Navigating Unique Relationships

When people learn about my family’s unique story, they often have many questions. One frequent question is whether my sister and I have a relationship with our surrogate or egg donor.

My dad’s relationship with the surrogate who carried us is one of mutual respect and gratitude. I remember one summer when we visited her in California. It was the first time I met her, and I was filled with a mix of curiosity and nervousness. She welcomed us with open arms, and I could see the bond of respect and gratitude she shared with my dad. We spent the afternoon together, talking about the journey that brought us into the world. Although our interactions have been limited, we recognize her crucial role in our creation and hold her in high regard. Even now, she stays connected with us through social media. She is friends with my dad on Facebook and keeps up to date with all of my sister’s and my accomplishments and family events. She often comments on our posts, celebrating our milestones and sharing in our joy.

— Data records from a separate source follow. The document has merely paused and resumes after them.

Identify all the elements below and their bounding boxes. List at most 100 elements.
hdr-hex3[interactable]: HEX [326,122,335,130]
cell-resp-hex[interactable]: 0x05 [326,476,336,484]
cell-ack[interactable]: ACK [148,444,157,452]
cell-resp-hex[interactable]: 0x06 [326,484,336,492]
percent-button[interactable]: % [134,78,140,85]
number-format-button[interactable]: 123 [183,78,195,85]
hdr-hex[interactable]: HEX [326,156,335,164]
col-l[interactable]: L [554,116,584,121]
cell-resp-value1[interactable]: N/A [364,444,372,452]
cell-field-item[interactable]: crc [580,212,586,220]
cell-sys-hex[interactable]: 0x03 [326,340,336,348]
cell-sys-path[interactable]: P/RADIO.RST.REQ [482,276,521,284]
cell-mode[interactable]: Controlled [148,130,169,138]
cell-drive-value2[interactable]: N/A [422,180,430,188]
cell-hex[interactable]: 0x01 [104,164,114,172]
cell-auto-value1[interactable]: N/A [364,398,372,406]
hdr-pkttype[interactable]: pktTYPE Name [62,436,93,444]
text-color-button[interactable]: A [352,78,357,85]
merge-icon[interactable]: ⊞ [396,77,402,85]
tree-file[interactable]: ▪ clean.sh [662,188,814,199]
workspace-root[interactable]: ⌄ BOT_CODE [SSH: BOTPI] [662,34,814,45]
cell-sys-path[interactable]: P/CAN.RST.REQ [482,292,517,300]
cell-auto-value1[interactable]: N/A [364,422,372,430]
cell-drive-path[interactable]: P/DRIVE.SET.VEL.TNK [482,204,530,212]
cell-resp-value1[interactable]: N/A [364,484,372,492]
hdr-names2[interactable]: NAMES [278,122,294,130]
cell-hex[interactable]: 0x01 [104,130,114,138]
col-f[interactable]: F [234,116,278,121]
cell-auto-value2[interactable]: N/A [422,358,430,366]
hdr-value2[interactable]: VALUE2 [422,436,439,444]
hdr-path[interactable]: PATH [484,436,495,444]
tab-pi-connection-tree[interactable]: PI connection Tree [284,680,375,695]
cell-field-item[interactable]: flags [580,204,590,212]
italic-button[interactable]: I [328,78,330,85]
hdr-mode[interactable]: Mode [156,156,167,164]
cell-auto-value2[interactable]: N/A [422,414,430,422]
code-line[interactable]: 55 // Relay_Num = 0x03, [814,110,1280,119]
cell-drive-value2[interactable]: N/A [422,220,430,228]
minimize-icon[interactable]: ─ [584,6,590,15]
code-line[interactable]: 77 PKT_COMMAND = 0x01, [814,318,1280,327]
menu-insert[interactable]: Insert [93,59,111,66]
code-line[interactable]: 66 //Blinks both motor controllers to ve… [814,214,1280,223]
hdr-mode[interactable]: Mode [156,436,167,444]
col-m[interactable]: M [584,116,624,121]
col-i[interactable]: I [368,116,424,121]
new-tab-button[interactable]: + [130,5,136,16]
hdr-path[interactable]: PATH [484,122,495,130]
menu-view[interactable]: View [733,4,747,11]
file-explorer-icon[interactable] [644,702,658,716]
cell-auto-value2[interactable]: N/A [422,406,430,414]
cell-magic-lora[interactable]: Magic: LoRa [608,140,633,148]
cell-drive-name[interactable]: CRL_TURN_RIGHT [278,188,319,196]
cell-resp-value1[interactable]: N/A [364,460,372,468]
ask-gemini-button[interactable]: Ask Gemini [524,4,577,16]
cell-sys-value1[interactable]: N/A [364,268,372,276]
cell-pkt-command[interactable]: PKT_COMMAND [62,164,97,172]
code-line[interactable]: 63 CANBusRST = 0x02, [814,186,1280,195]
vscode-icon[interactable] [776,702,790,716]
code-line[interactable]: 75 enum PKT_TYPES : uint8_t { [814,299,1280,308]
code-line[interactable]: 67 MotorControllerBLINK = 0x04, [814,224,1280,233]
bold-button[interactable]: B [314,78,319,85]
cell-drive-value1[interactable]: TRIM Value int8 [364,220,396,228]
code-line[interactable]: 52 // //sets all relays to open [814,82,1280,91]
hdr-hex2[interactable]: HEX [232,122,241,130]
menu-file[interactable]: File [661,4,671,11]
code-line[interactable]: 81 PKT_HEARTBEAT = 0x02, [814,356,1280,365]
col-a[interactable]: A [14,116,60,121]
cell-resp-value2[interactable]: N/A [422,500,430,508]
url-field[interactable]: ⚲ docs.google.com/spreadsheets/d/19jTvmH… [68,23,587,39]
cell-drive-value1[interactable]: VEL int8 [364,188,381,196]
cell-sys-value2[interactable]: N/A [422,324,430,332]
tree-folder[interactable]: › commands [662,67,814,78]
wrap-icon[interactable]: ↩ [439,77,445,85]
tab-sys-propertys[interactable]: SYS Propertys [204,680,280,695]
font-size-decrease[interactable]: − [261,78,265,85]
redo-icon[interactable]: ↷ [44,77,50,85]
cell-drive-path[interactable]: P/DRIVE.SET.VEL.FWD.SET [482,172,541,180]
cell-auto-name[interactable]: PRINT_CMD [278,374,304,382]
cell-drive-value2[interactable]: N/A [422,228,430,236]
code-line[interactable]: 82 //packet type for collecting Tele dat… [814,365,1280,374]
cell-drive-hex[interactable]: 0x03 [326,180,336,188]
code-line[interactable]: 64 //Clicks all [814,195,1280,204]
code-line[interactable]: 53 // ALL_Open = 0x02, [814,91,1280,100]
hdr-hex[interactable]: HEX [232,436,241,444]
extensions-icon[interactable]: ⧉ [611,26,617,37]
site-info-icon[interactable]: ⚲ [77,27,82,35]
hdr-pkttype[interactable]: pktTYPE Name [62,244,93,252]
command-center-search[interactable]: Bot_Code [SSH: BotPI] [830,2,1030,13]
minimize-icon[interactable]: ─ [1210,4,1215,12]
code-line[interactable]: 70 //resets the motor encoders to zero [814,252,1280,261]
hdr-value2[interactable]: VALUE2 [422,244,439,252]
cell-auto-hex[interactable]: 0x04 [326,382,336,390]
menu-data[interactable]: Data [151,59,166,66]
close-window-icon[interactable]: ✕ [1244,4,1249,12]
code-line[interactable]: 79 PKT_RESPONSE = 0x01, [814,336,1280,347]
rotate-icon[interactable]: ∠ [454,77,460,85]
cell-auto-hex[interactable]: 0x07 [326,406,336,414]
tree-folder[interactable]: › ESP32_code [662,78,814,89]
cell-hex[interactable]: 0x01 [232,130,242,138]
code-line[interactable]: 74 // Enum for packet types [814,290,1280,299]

As for the egg donor, while we do not have a direct relationship with her, we remain deeply grateful for her contribution. My dad would often speak of her kindness and generosity, emphasizing how her decision to donate her eggs enabled our family to be formed. It’s a connection that, although not physically present, is felt deeply within our family.

Insights for Prospective Parents

For those considering surrogacy, my advice is to approach this journey with love, patience, and transparency. Understand that the process involves emotional and logistical complexities, but the outcome is a testament to the power of human connection and the diverse forms that families can take. Be prepared for the emotional highs and lows, and build a support system that understands and respects your journey.

Remember, your surrogacy journey does not end when your baby is born. Your child will grow up and it’s important to foster an environment where your child feels comfortable asking questions about their origins. Answer these questions with honesty and sensitivity. It’s important that they feel their curiosity is welcomed and respected. Highlight the beauty of diverse family structures. Teach your child that families come in many forms and that love is the core of any family. This helps them appreciate their unique family background and understand that it is just as valid as any other. Engage with other families who have used surrogacy or egg/sperm donation. Sharing experiences can provide support and help normalize your family’s story for your child. It can also create a sense of community and belonging.

To those looking to have children with the help of an egg or sperm donor, embrace the diversity of your family’s creation. Open and honest communication with your children about their origins fosters a sense of identity and belonging. From an early age, make your child’s birth story a part of their life narrative. Use age-appropriate language to explain how they came into the world. Being open and honest helps build trust and a strong sense of identity. Frame the story of your child’s conception in a positive light. Emphasize the love, care, and intentionality that went into bringing them into the world. This helps children feel valued and cherished.

Consider talking to a counselor or therapist who specializes in family and reproductive issues. They can provide guidance on how to navigate discussions about your child’s origins and offer support as your child grows and their understanding deepens. Remember, the essence of a family lies in love and commitment, not just genetic connections. Embrace the unique journey of creating your family, and know that the love you provide is the most important foundation for your child’s life.

Parting Words

Being born through egg donation and surrogacy to a single gay father with a twin sister is a fundamental aspect of my identity. It has shaped my values, understanding of family, and advocacy work. My story celebrates the advancements in reproductive technologies and the extraordinary families they help create. By sharing my journey, I hope to inspire others to embrace their unique paths to parenthood with courage and love.

Thank you for reading my story. I look forward to continuing this conversation and advocating for the diverse ways families are formed today.